I think now is also a good time to give an update on my research as I’ve completed about half of it or so I guess. So basically, the goal is to discuss the appliability of and to design a better resource allocation algorithm in a distributed computing system. Clearly the main problem is to figure out not only how to evenly distribute available resources in order to fully utilize the capabilities of the system, but also, on a local level, run each program as fast as possible. To accomplish this, it is not good enough to just give everyone an equal share - rather, you have to give each program the combination of resources that best fit its needs. Along a related thread of thought, we see as a natural consequence of this non-trivial allocation scheme that there exists some parts of the system - some nodes - are more heavily utilized, or more “popular”. But what is it that makes it so? These are the questions we are seeking to answer. Our approach is to look at the past for clues. So, we’re digging through many years’ worth of log files of usage in order to see how the popularity of nodes has evolved in the past. We are testing out several complex models of popularity metrics and seeing how well they match the data.

There are three of us working on this project and each of us are focusing on different aspects. For my part, I’ve been focusing specifically on how to extract pertinent data from the terabytes of textual log files in acceptable speed and how to best automate the task of actually finding relationships. I’ve decided to break up my work into many small programs that do different things and are tied together by scripts that automate as much as possible. Apart from modularity being good style, it also preserves sanity since this stuff can get pretty damn hairy.

There was one specific aspect that caught my interest in particular.

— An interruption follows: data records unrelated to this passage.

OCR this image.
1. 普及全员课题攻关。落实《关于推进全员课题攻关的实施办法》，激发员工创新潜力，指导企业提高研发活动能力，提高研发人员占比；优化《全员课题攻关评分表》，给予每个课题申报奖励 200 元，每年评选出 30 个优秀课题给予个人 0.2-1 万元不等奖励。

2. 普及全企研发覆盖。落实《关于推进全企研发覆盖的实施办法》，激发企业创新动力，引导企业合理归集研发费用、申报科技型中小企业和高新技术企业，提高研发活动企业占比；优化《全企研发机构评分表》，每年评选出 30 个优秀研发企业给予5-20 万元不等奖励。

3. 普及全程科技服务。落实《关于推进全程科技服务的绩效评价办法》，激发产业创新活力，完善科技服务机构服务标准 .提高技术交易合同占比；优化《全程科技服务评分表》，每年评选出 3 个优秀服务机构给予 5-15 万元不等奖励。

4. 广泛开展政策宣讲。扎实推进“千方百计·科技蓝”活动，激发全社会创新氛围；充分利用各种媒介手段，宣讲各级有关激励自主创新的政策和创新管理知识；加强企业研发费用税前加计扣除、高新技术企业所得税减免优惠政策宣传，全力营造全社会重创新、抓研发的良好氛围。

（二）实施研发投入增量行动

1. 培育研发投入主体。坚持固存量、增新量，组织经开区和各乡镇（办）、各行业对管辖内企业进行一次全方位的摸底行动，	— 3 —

The problem was tactfully posed by my professor as follows: let’s say we want to see how the temperature of water in a swimming pool and the height of the dive is related to how much pain the diver feels. Holding the temperature constant, we expect higher dives to hurt more but if the height isn’t too much, the relation may be weak and depend more on how you dive, etc. But conversely, how does temperature make a difference? At first glance, there’s no appreciable trend for a small range of temperature. But cross 32 degrees F and it’s a different ballgame. We strongly expect the height of the dive to affect pain felt and for it to hurt a lot more!

In this same, consider values of two seemingly independent data fields, one being the synthetic field of popularity and the other being a more tangible entity that deals with actual hardware. We seek to automatically find the ranges of the data that yield strong correlations.

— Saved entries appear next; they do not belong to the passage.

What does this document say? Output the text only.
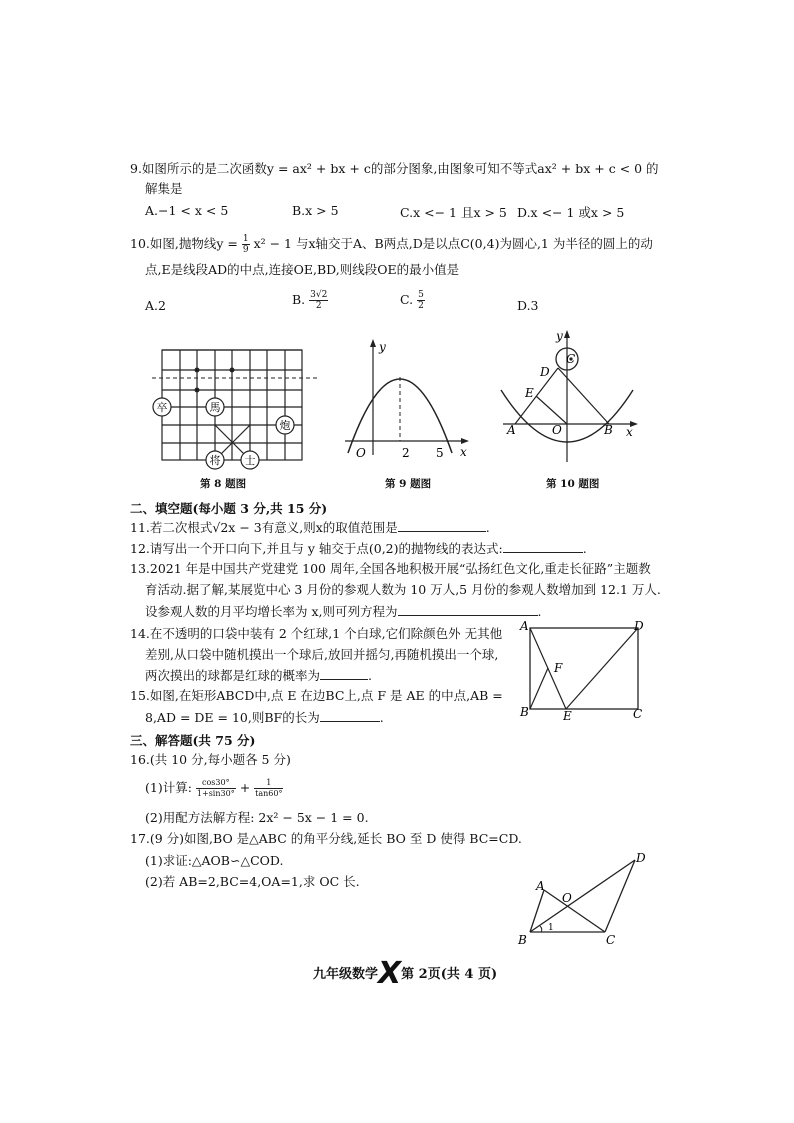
9.如图所示的是二次函数y = ax² + bx + c的部分图象,由图象可知不等式ax² + bx + c < 0 的
解集是
A.−1 < x < 5	B.x > 5	C.x <− 1 且x > 5 D.x <− 1 或x > 5
10.如图,抛物线$y = \frac{1}{9} x^2 - 1$ 与x轴交于A、B两点,D是以点C(0,4)为圆心,1 为半径的圆上的动
点,E是线段AD的中点,连接OE,BD,则线段OE的最小值是
A.2	B. $\frac{3√2}{2}$	C. $\frac{5}{2}$	D.3
卒	馬
炮
将 士
第 8 题图
y
x
O	2 5
第 9 题图
y
x
C
D
E
A	O	B
第 10 题图
二、填空题(每小题 3 分,共 15 分)
11.若二次根式√2x − 3有意义,则x的取值范围是	.
12.请写出一个开口向下,并且与 y 轴交于点(0,2)的抛物线的表达式:	.
13.2021 年是中国共产党建党 100 周年,全国各地积极开展“弘扬红色文化,重走长征路”主题教
育活动.据了解,某展览中心 3 月份的参观人数为 10 万人,5 月份的参观人数增加到 12.1 万人.
设参观人数的月平均增长率为 x,则可列方程为	.
14.在不透明的口袋中装有 2 个红球,1 个白球,它们除颜色外 无其他
差别,从口袋中随机摸出一个球后,放回并摇匀,再随机摸出一个球,
两次摸出的球都是红球的概率为	.
15.如图,在矩形ABCD中,点 E 在边BC上,点 F 是 AE 的中点,AB =
8,AD = DE = 10,则BF的长为	.
A	D
F
B	E	C
三、解答题(共 75 分)
16.(共 10 分,每小题各 5 分)
(1)计算: $\frac{\cos 30^\circ}{1+\sin 30^\circ} + \frac{1}{\tan 60^\circ}$
(2)用配方法解方程: 2x² − 5x − 1 = 0.
17.(9 分)如图,BO 是△ABC 的角平分线,延长 BO 至 D 使得 BC=CD.
(1)求证:△AOB∽△COD.
(2)若 AB=2,BC=4,OA=1,求 OC 长.
D
A
O
B	C
1
九年级数学X第 2页(共 4 页)
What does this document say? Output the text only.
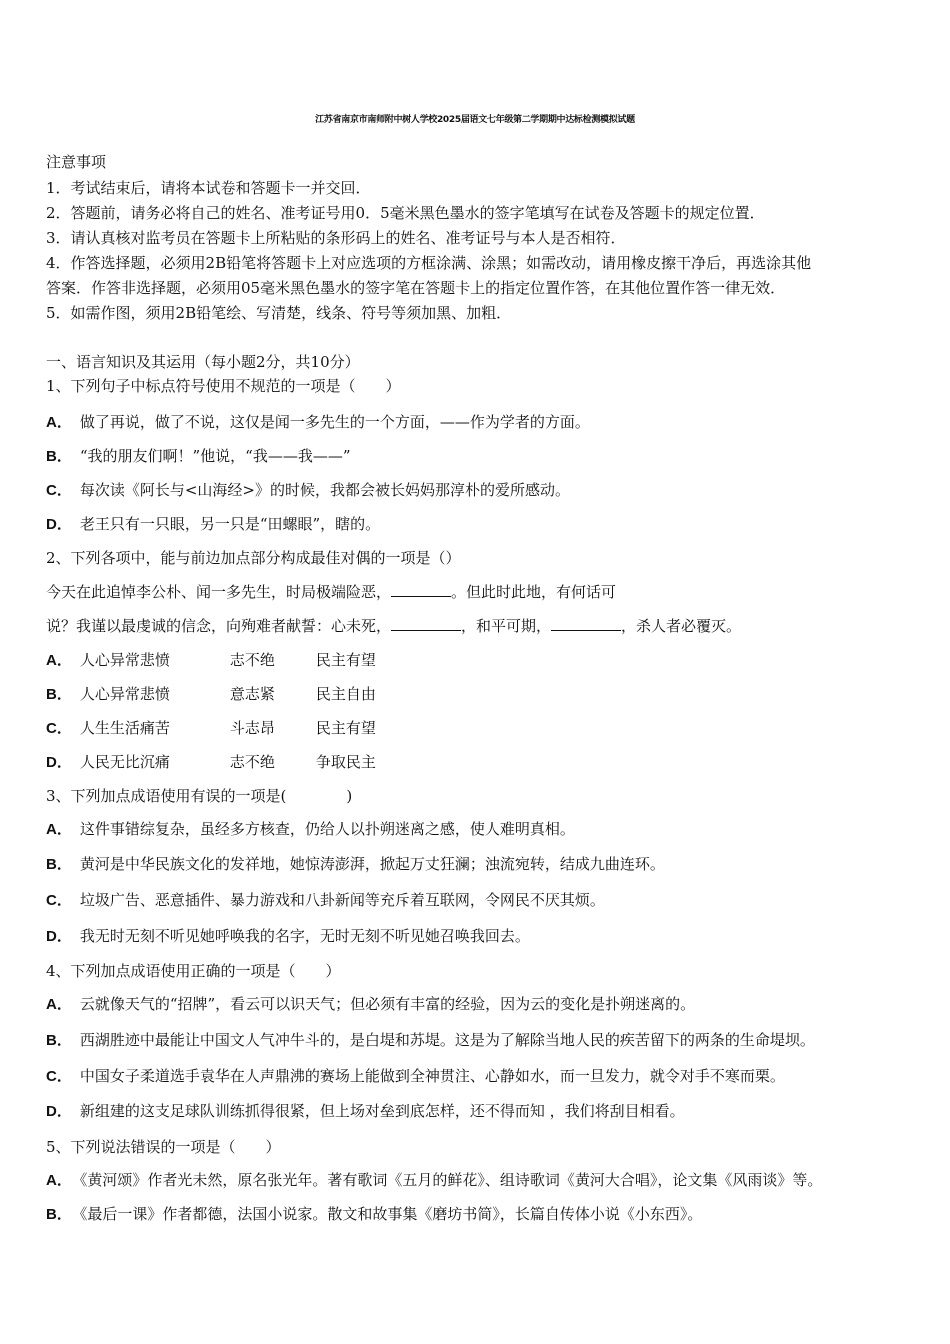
江苏省南京市南师附中树人学校2025届语文七年级第二学期期中达标检测模拟试题
注意事项
1．考试结束后，请将本试卷和答题卡一并交回．
2．答题前，请务必将自己的姓名、准考证号用0．5毫米黑色墨水的签字笔填写在试卷及答题卡的规定位置．
3．请认真核对监考员在答题卡上所粘贴的条形码上的姓名、准考证号与本人是否相符．
4．作答选择题，必须用2B铅笔将答题卡上对应选项的方框涂满、涂黑；如需改动，请用橡皮擦干净后，再选涂其他
答案．作答非选择题，必须用05毫米黑色墨水的签字笔在答题卡上的指定位置作答，在其他位置作答一律无效．
5．如需作图，须用2B铅笔绘、写清楚，线条、符号等须加黑、加粗．
一、语言知识及其运用（每小题2分，共10分）
1、下列句子中标点符号使用不规范的一项是（　　）
A． 做了再说，做了不说，这仅是闻一多先生的一个方面，——作为学者的方面。
B． “我的朋友们啊！”他说，“我——我——”
C． 每次读《阿长与<山海经>》的时候，我都会被长妈妈那淳朴的爱所感动。
D． 老王只有一只眼，另一只是“田螺眼”，瞎的。
2、下列各项中，能与前边加点部分构成最佳对偶的一项是（）
今天在此追悼李公朴、闻一多先生，时局极端险恶，	。但此时此地，有何话可
说？我谨以最虔诚的信念，向殉难者献誓：心未死，	，和平可期，	，杀人者必覆灭。
A． 人心异常悲愤	志不绝	民主有望
B． 人心异常悲愤	意志紧	民主自由
C． 人生生活痛苦	斗志昂	民主有望
D． 人民无比沉痛	志不绝	争取民主
3、下列加点成语使用有误的一项是(　　　　)
A． 这件事错综复杂，虽经多方核查，仍给人以扑朔迷离之感，使人难明真相。
B． 黄河是中华民族文化的发祥地，她惊涛澎湃，掀起万丈狂澜；浊流宛转，结成九曲连环。
C． 垃圾广告、恶意插件、暴力游戏和八卦新闻等充斥着互联网，令网民不厌其烦。
D． 我无时无刻不听见她呼唤我的名字，无时无刻不听见她召唤我回去。
4、下列加点成语使用正确的一项是（　　）
A． 云就像天气的“招牌”，看云可以识天气；但必须有丰富的经验，因为云的变化是扑朔迷离的。
B． 西湖胜迹中最能让中国文人气冲牛斗的，是白堤和苏堤。这是为了解除当地人民的疾苦留下的两条的生命堤坝。
C． 中国女子柔道选手袁华在人声鼎沸的赛场上能做到全神贯注、心静如水，而一旦发力，就令对手不寒而栗。
D． 新组建的这支足球队训练抓得很紧，但上场对垒到底怎样，还不得而知 ，我们将刮目相看。
5、下列说法错误的一项是（　　）
A． 《黄河颂》作者光未然，原名张光年。著有歌词《五月的鲜花》、组诗歌词《黄河大合唱》，论文集《风雨谈》等。
B． 《最后一课》作者都德，法国小说家。散文和故事集《磨坊书简》，长篇自传体小说《小东西》。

In mathematical language, we seek to automatically perform a segmented regression on the data. Our final regression may be piecewise-linear, some crazy high order interpolated polynomial, or even non-parametric; but for our needs, this is at present not our concern. Thus, I chose to only look at the correlation coefficients. But there’s more than just one type: we are all taught Pearson’s coefficient, but other popular ones include Kendall’s Tau and Spearman’s Rho. Currently I’ve just implemented Pearson’s but this will almost certainly be replaced by Kendall’s. Why? Because linearity is not as importance as dependence in general. Having decided upon this, it was time to next decide how I was going to implement this in code. The main challenge was to automatically determine the relevant breakpoints that would yield the maximum correlations. There is a good deal of literature on this but in my preliminary search I only found papers that were either very marginally related to what I was doing or just too complicated, so I decided to implement a simple algorithm on my own.

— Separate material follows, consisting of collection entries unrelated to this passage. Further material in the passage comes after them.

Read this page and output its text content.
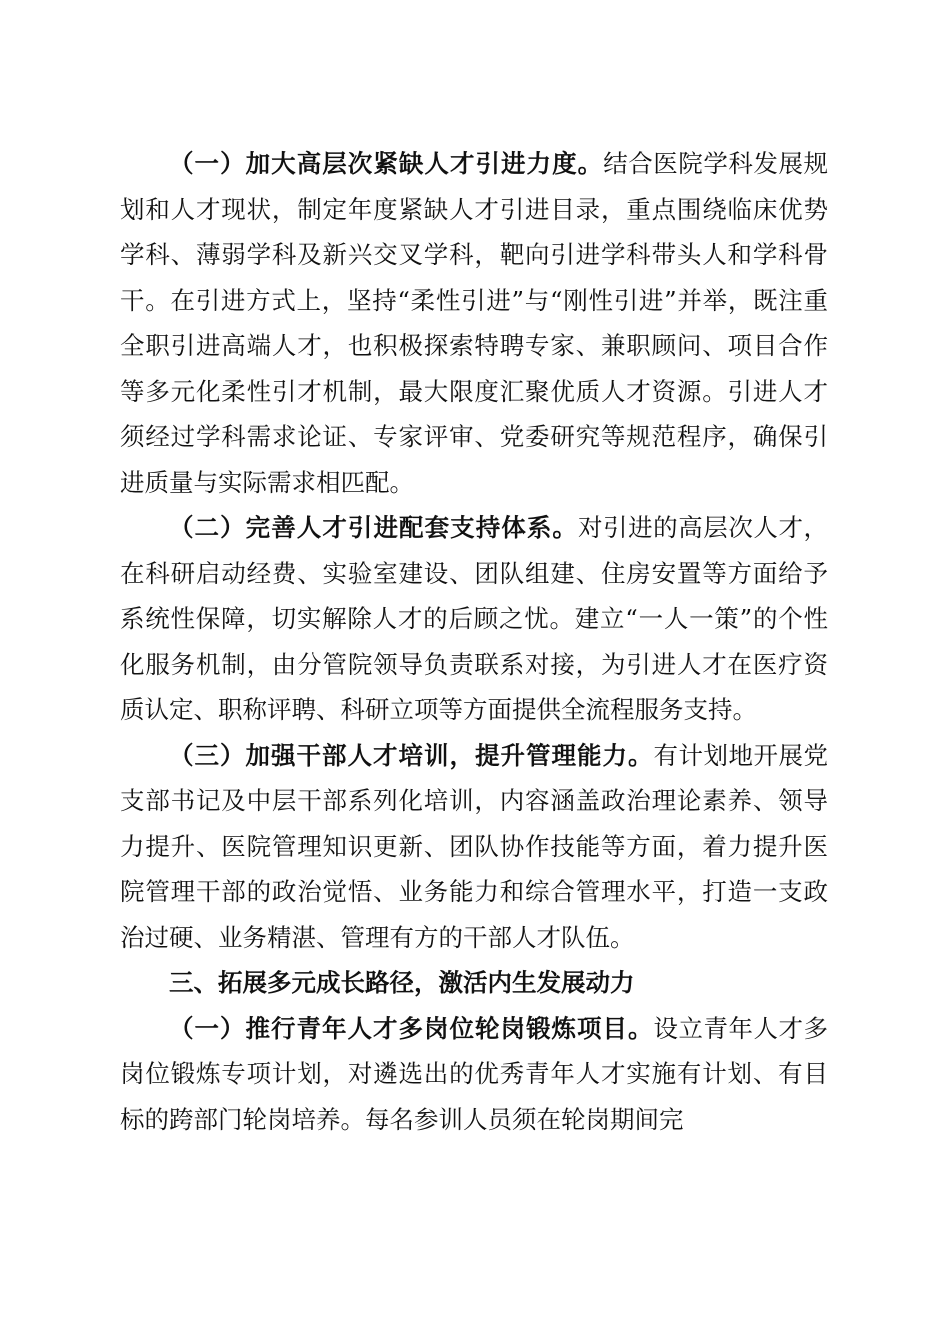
（一）加大高层次紧缺人才引进力度。结合医院学科发展规划和人才现状，制定年度紧缺人才引进目录，重点围绕临床优势学科、薄弱学科及新兴交叉学科，靶向引进学科带头人和学科骨干。在引进方式上，坚持“柔性引进”与“刚性引进”并举，既注重全职引进高端人才，也积极探索特聘专家、兼职顾问、项目合作等多元化柔性引才机制，最大限度汇聚优质人才资源。引进人才须经过学科需求论证、专家评审、党委研究等规范程序，确保引进质量与实际需求相匹配。

（二）完善人才引进配套支持体系。对引进的高层次人才，在科研启动经费、实验室建设、团队组建、住房安置等方面给予系统性保障，切实解除人才的后顾之忧。建立“一人一策”的个性化服务机制，由分管院领导负责联系对接，为引进人才在医疗资质认定、职称评聘、科研立项等方面提供全流程服务支持。

（三）加强干部人才培训，提升管理能力。有计划地开展党支部书记及中层干部系列化培训，内容涵盖政治理论素养、领导力提升、医院管理知识更新、团队协作技能等方面，着力提升医院管理干部的政治觉悟、业务能力和综合管理水平，打造一支政治过硬、业务精湛、管理有方的干部人才队伍。

三、拓展多元成长路径，激活内生发展动力

（一）推行青年人才多岗位轮岗锻炼项目。设立青年人才多岗位锻炼专项计划，对遴选出的优秀青年人才实施有计划、有目标的跨部门轮岗培养。每名参训人员须在轮岗期间完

Basically there are two parameters we wish to maximize: the correlation and the length of the segment. This need arises since a segment of one or two points will de facto have a correlation of unity and our data is certainly non-uniform. So, I thought of some kind of learning algorithm to accomplish the task and finally ended up with a simple algorithm that runs in ~2*N time (where ~ denotes tilde notation). Basically I start with some initial set of breakpoints evenly distributed along one axis. Then, I run a loop wherein I compare correlations of adjacent blocks. If their weighted sum of correlation and number of points in the block exceeds either block individually, I remove the middle breakpoint and coalesce the blocks. I recursively do this through all the blocks and then do the exact same thing in the reverse direction.

Now I have a set of unequal length blocks. I then copy all the blocks’ information into my list and sort by a comparator that compares the weight of the block, defined by: X*abs(correlation)+Y*(nelem_in_block), where X and Y are some constants.

In practice, this approach works reasonably well when the number of initial breakpoints is large enough. Besides, since we are only looking for heuristics, this does the job.

Now that that’s all done, I ran some tests on the data and the results are looking close to what we expected. When I get back, I’m going to tackle the task of tweaking and reworking the popularity metric to get even finer results.

But for right now, it is time to kick back and relax. Awesome.